With this labeling change, we can hope that more patients will receive the benefits of metformin use. The critical aspect of this change is, as mentioned before, using a more accurate estimate of renal function: eGFR. Now, physicians will be able to prescribe metformin on a much more appropriate basis. In the past, physicians may have prescribed patients metformin on the basis that their serum creatinine levels met the criteria but in reality, their actual renal function did not.
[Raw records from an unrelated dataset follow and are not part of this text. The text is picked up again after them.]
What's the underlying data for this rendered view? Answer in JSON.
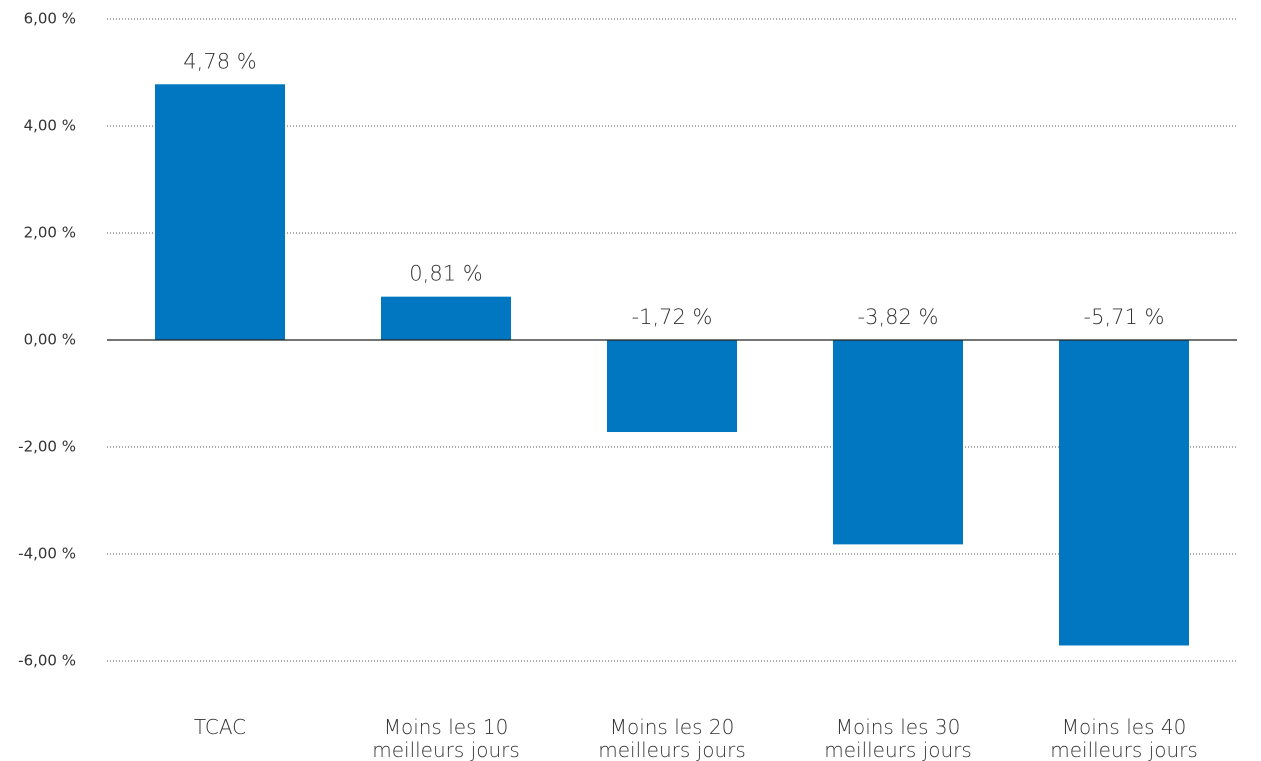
{
  "chart_data": {
    "type": "bar",
    "categories": [
      "TCAC",
      "Moins les 10\nmeilleurs jours",
      "Moins les 20\nmeilleurs jours",
      "Moins les 30\nmeilleurs jours",
      "Moins les 40\nmeilleurs jours"
    ],
    "values": [
      4.78,
      0.81,
      -1.72,
      -3.82,
      -5.71
    ],
    "value_labels": [
      "4,78 %",
      "0,81 %",
      "-1,72 %",
      "-3,82 %",
      "-5,71 %"
    ],
    "color": "#0077c0",
    "ylim": [
      -6,
      6
    ],
    "yticks": [
      {
        "value": -6,
        "label": "-6,00 %"
      },
      {
        "value": -4,
        "label": "-4,00 %"
      },
      {
        "value": -2,
        "label": "-2,00 %"
      },
      {
        "value": 0,
        "label": "0,00 %"
      },
      {
        "value": 2,
        "label": "2,00 %"
      },
      {
        "value": 4,
        "label": "4,00 %"
      },
      {
        "value": 6,
        "label": "6,00 %"
      }
    ],
    "grid": true
  }
}
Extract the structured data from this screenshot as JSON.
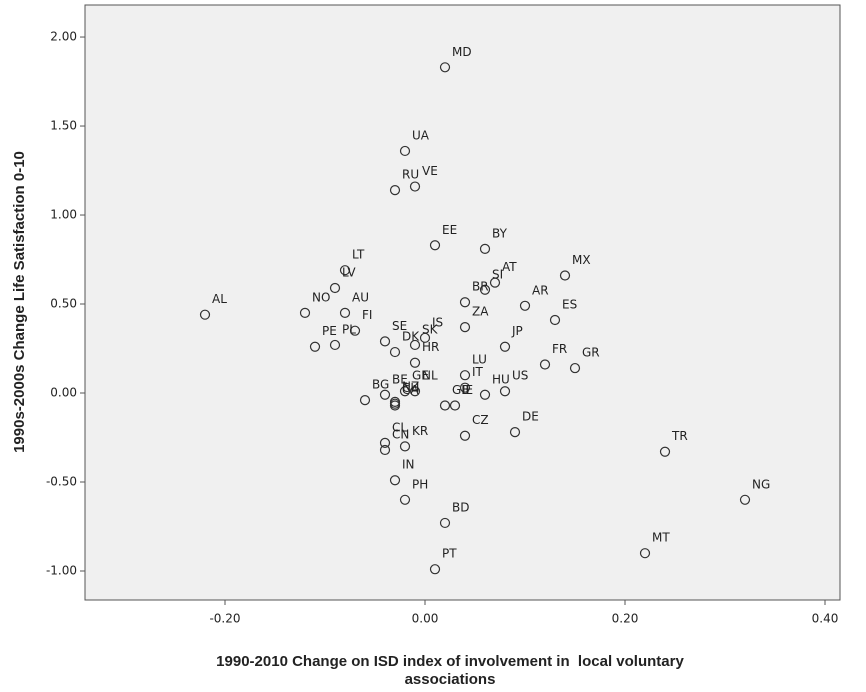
{
  "chart_data": {
    "type": "scatter",
    "x_label": [
      "1990-2010 Change on ISD index of involvement in  local voluntary",
      "associations"
    ],
    "y_label": "1990s-2000s Change Life Satisfaction 0-10",
    "xlim": [
      -0.34,
      0.415
    ],
    "ylim": [
      -1.163,
      2.18
    ],
    "xticks": [
      {
        "value": -0.2,
        "label": "-0.20"
      },
      {
        "value": 0,
        "label": "0.00"
      },
      {
        "value": 0.2,
        "label": "0.20"
      },
      {
        "value": 0.4,
        "label": "0.40"
      }
    ],
    "yticks": [
      {
        "value": -1,
        "label": "-1.00"
      },
      {
        "value": -0.5,
        "label": "-0.50"
      },
      {
        "value": 0,
        "label": "0.00"
      },
      {
        "value": 0.5,
        "label": "0.50"
      },
      {
        "value": 1,
        "label": "1.00"
      },
      {
        "value": 1.5,
        "label": "1.50"
      },
      {
        "value": 2,
        "label": "2.00"
      }
    ],
    "marker_color": "#333333",
    "labels": [
      "MD",
      "UA",
      "VE",
      "RU",
      "EE",
      "BY",
      "LT",
      "MX",
      "AT",
      "LV",
      "SI",
      "BR",
      "AR",
      "AL",
      "NO",
      "AU",
      "ES",
      "ZA",
      "FI",
      "IS",
      "SE",
      "PL",
      "PE",
      "JP",
      "SK",
      "DK",
      "HR",
      "FR",
      "GR",
      "LU",
      "GE",
      "NL",
      "IT",
      "US",
      "BG",
      "BE",
      "NZ",
      "CA",
      "HU",
      "IE",
      "GB",
      "CH",
      "CL",
      "CN",
      "KR",
      "DE",
      "CZ",
      "TR",
      "IN",
      "NG",
      "PH",
      "BD",
      "MT",
      "PT"
    ],
    "x": [
      0.02,
      -0.02,
      -0.01,
      -0.03,
      0.01,
      0.06,
      -0.08,
      0.14,
      0.07,
      -0.09,
      0.06,
      0.04,
      0.1,
      -0.22,
      -0.12,
      -0.08,
      0.13,
      0.04,
      -0.07,
      0.0,
      -0.04,
      -0.09,
      -0.11,
      0.08,
      -0.01,
      -0.03,
      -0.01,
      0.12,
      0.15,
      0.04,
      -0.02,
      -0.01,
      0.04,
      0.08,
      -0.06,
      -0.04,
      -0.03,
      -0.03,
      0.06,
      0.03,
      0.02,
      -0.03,
      -0.04,
      -0.04,
      -0.02,
      0.09,
      0.04,
      0.24,
      -0.03,
      0.32,
      -0.02,
      0.02,
      0.22,
      0.01
    ],
    "values": [
      1.83,
      1.36,
      1.16,
      1.14,
      0.83,
      0.81,
      0.69,
      0.66,
      0.62,
      0.59,
      0.58,
      0.51,
      0.49,
      0.44,
      0.45,
      0.45,
      0.41,
      0.37,
      0.35,
      0.31,
      0.29,
      0.27,
      0.26,
      0.26,
      0.27,
      0.23,
      0.17,
      0.16,
      0.14,
      0.1,
      0.01,
      0.01,
      0.03,
      0.01,
      -0.04,
      -0.01,
      -0.05,
      -0.07,
      -0.01,
      -0.07,
      -0.07,
      -0.06,
      -0.28,
      -0.32,
      -0.3,
      -0.22,
      -0.24,
      -0.33,
      -0.49,
      -0.6,
      -0.6,
      -0.73,
      -0.9,
      -0.99
    ]
  }
}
Likewise, it is possible that patients have been denied metformin by being under the serum creatinine cut-off yet their kidneys were functioning properly.

Now physicians can more accurately gauge if a patient is eligible for metformin. With these changes, we can hope to see fewer side effects from patients. This is especially important in this patient population as many are elderly and have poor renal function. Being careful when deciding to initiate or discontinue metformin therapy is crucial in promoting safety and efficacy.



  1. Metformin Hydrochloride Extended-Release Tablets USP, 500 mg and 1000 mg [package insert]. Baltimore, Maryland; Lupin Pharmaceuticals, Inc.; Revised 01/30/2012.
  2. FDA Drug Safety Communication: FDA revises warnings regarding use of the diabetes medicine metformin in certain patients with reduced kidney function. U.S. Food and Drug Administration. Updated 4/08/2016.
  3. Stevens L, Levey A. Frequently asked questions about GFR estimates. National Kidney Foundation. Published 01/01/2007.
  4. PL Detail-Document, Clinical use of metformin in special populations. Pharmacist’s Letter/Prescriber’s Letter. Published 03/01/2015. Updated 05/01/2016.